I’m using EmrEtlRunner (Beanstalk/Clojure + S3 + EMR + Redshift) and I had an issue where EMR was running for 2 days (normally takes <20 mins) so I had to terminate it.
Once it was terminated, I ran “snowplow-runner-and-loader.sh” again but had to move files out of the S3 bucket (processing, shredded, enriched) because it throws an error that the folders aren’t empty which is fine.
Anyway, when I it all ran successfully again, I found I was missing a couple of days of data. How would I go about getting that back? I have all the files from processing, shredded and enriched and (I didn’t delete anything, just moved it).
Also, I run it 6 times per day - would running it for part of that day cause duplicating in the atomic.events table?
Regarding the 6 times per day bit, I meant if I copied the raw files back into processing for a time period I had already imported for, would it cause double rows in Redshift for that time period.
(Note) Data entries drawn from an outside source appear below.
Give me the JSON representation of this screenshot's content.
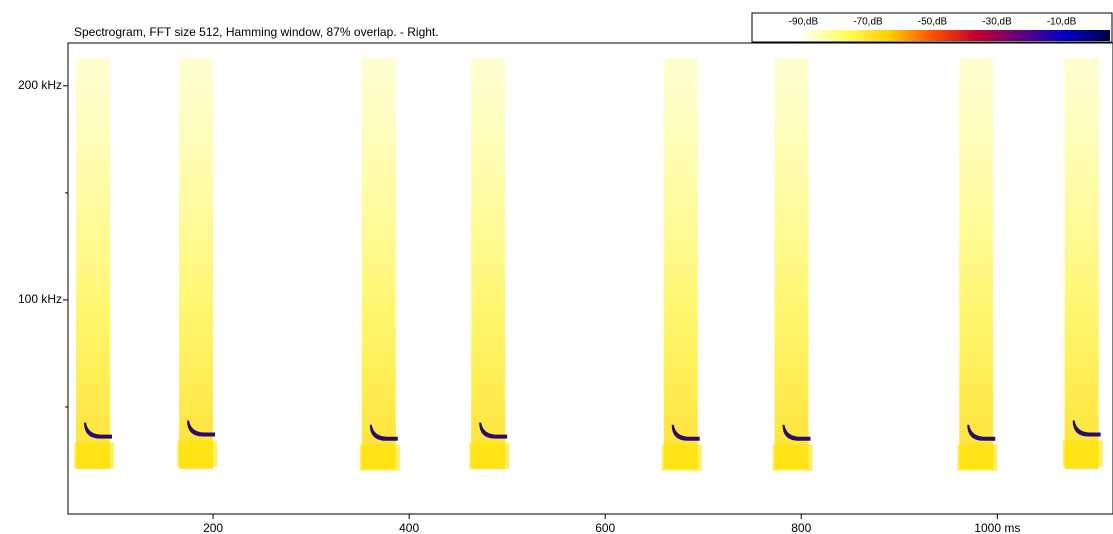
{
  "chart_data": {
    "type": "spectrogram",
    "title": "Spectrogram, FFT size 512, Hamming window, 87% overlap. - Right.",
    "x": [
      76.5,
      181.6,
      368,
      479.6,
      676,
      789,
      977.5,
      1085
    ],
    "values": [
      38,
      39,
      37,
      38,
      37,
      37,
      37,
      39
    ],
    "color": "#2a0a6e",
    "xlim": [
      52,
      1118
    ],
    "xticks": [
      200,
      400,
      600,
      800,
      {
        "value": 1000,
        "label": "1000 ms"
      }
    ],
    "ylim": [
      0,
      220
    ],
    "yticks": [
      {
        "value": 100,
        "label": "100 kHz"
      },
      {
        "value": 200,
        "label": "200 kHz"
      }
    ],
    "yminorticks": [
      50,
      150
    ],
    "colorbar": {
      "lim": [
        -105,
        5
      ],
      "ticks": [
        {
          "value": -90,
          "label": "-90,dB"
        },
        {
          "value": -70,
          "label": "-70,dB"
        },
        {
          "value": -50,
          "label": "-50,dB"
        },
        {
          "value": -30,
          "label": "-30,dB"
        },
        {
          "value": -10,
          "label": "-10,dB"
        }
      ],
      "colors": [
        "#ffffff",
        "#ffffff",
        "#ffff60",
        "#ffd000",
        "#ff5000",
        "#c00030",
        "#600080",
        "#0000c0",
        "#000040"
      ]
    }
  }
}
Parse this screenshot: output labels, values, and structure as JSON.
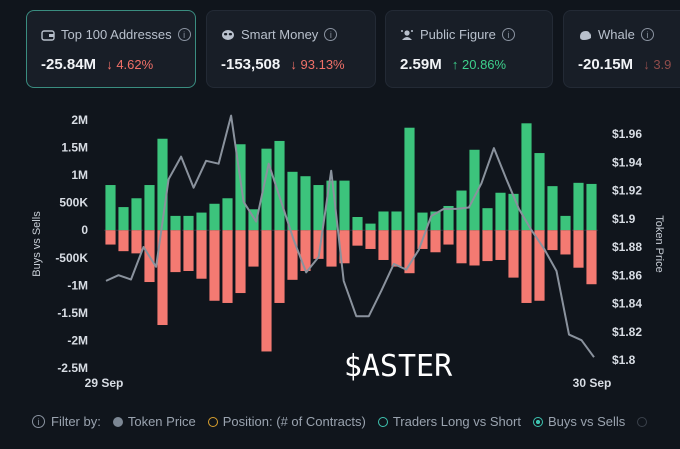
{
  "cards": [
    {
      "title": "Top 100 Addresses",
      "value": "-25.84M",
      "change": "4.62%",
      "direction": "down",
      "icon": "wallet-icon"
    },
    {
      "title": "Smart Money",
      "value": "-153,508",
      "change": "93.13%",
      "direction": "down",
      "icon": "smart-money-icon"
    },
    {
      "title": "Public Figure",
      "value": "2.59M",
      "change": "20.86%",
      "direction": "up",
      "icon": "public-figure-icon"
    },
    {
      "title": "Whale",
      "value": "-20.15M",
      "change": "3.9",
      "direction": "down",
      "icon": "whale-icon"
    }
  ],
  "arrows": {
    "down": "↓",
    "up": "↑"
  },
  "info_glyph": "i",
  "chart_data": {
    "type": "bar",
    "ylabel": "Buys vs Sells",
    "y2label": "Token Price",
    "left_ticks": [
      "2M",
      "1.5M",
      "1M",
      "500K",
      "0",
      "-500K",
      "-1M",
      "-1.5M",
      "-2M",
      "-2.5M"
    ],
    "right_ticks": [
      "$1.96",
      "$1.94",
      "$1.92",
      "$1.9",
      "$1.88",
      "$1.86",
      "$1.84",
      "$1.82",
      "$1.8"
    ],
    "x_start_label": "29 Sep",
    "x_end_label": "30 Sep",
    "ylim": [
      -2.5,
      2
    ],
    "y2lim": [
      1.8,
      1.96
    ],
    "watermark": "$ASTER",
    "colors": {
      "buys": "#3cc47c",
      "sells": "#f47a72",
      "price": "#8a929d"
    },
    "series": [
      {
        "name": "Buys",
        "values": [
          0.82,
          0.42,
          0.58,
          0.82,
          1.66,
          0.26,
          0.26,
          0.32,
          0.48,
          0.58,
          1.56,
          0.38,
          1.48,
          1.62,
          1.06,
          0.98,
          0.82,
          0.9,
          0.9,
          0.24,
          0.12,
          0.34,
          0.34,
          1.86,
          0.32,
          0.34,
          0.44,
          0.72,
          1.46,
          0.4,
          0.68,
          0.66,
          1.94,
          1.4,
          0.8,
          0.26,
          0.86,
          0.84
        ]
      },
      {
        "name": "Sells",
        "values": [
          -0.26,
          -0.38,
          -0.42,
          -0.94,
          -1.72,
          -0.76,
          -0.74,
          -0.88,
          -1.28,
          -1.32,
          -1.14,
          -0.66,
          -2.2,
          -1.32,
          -0.9,
          -0.74,
          -0.52,
          -0.66,
          -0.6,
          -0.28,
          -0.34,
          -0.54,
          -0.66,
          -0.78,
          -0.34,
          -0.4,
          -0.26,
          -0.6,
          -0.64,
          -0.56,
          -0.54,
          -0.86,
          -1.32,
          -1.28,
          -0.36,
          -0.44,
          -0.68,
          -0.98
        ]
      }
    ],
    "price": [
      1.856,
      1.86,
      1.857,
      1.88,
      1.866,
      1.928,
      1.944,
      1.922,
      1.941,
      1.939,
      1.973,
      1.912,
      1.898,
      1.939,
      1.912,
      1.885,
      1.862,
      1.873,
      1.934,
      1.856,
      1.831,
      1.831,
      1.849,
      1.868,
      1.864,
      1.878,
      1.902,
      1.907,
      1.907,
      1.908,
      1.925,
      1.95,
      1.928,
      1.907,
      1.892,
      1.879,
      1.863,
      1.818,
      1.814,
      1.802
    ]
  },
  "filter": {
    "label": "Filter by:",
    "items": [
      {
        "label": "Token Price",
        "color": "#7c8794",
        "style": "filled"
      },
      {
        "label": "Position: (# of Contracts)",
        "color": "#d9a02e",
        "style": "ring"
      },
      {
        "label": "Traders Long vs Short",
        "color": "#3ec4b0",
        "style": "ring"
      },
      {
        "label": "Buys vs Sells",
        "color": "#3ec4b0",
        "style": "selected"
      }
    ]
  }
}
Actually I just realised those dates are missing from the raw folder as well. They wouldn’t still be on the collector or anywhere else would they (it’s from a few days ago)? And if so, could you advise how I would pull them?
Currently yes, it would load duplicates into Redshift. This will change in the future when we have cross-batch dedupe for Redshift, but this is still a way off.
Afraid not - if staging ran, moved files from your collectors’ S3 bucket to staging, and then you deleted those files from staging, those events are irretrievably gone.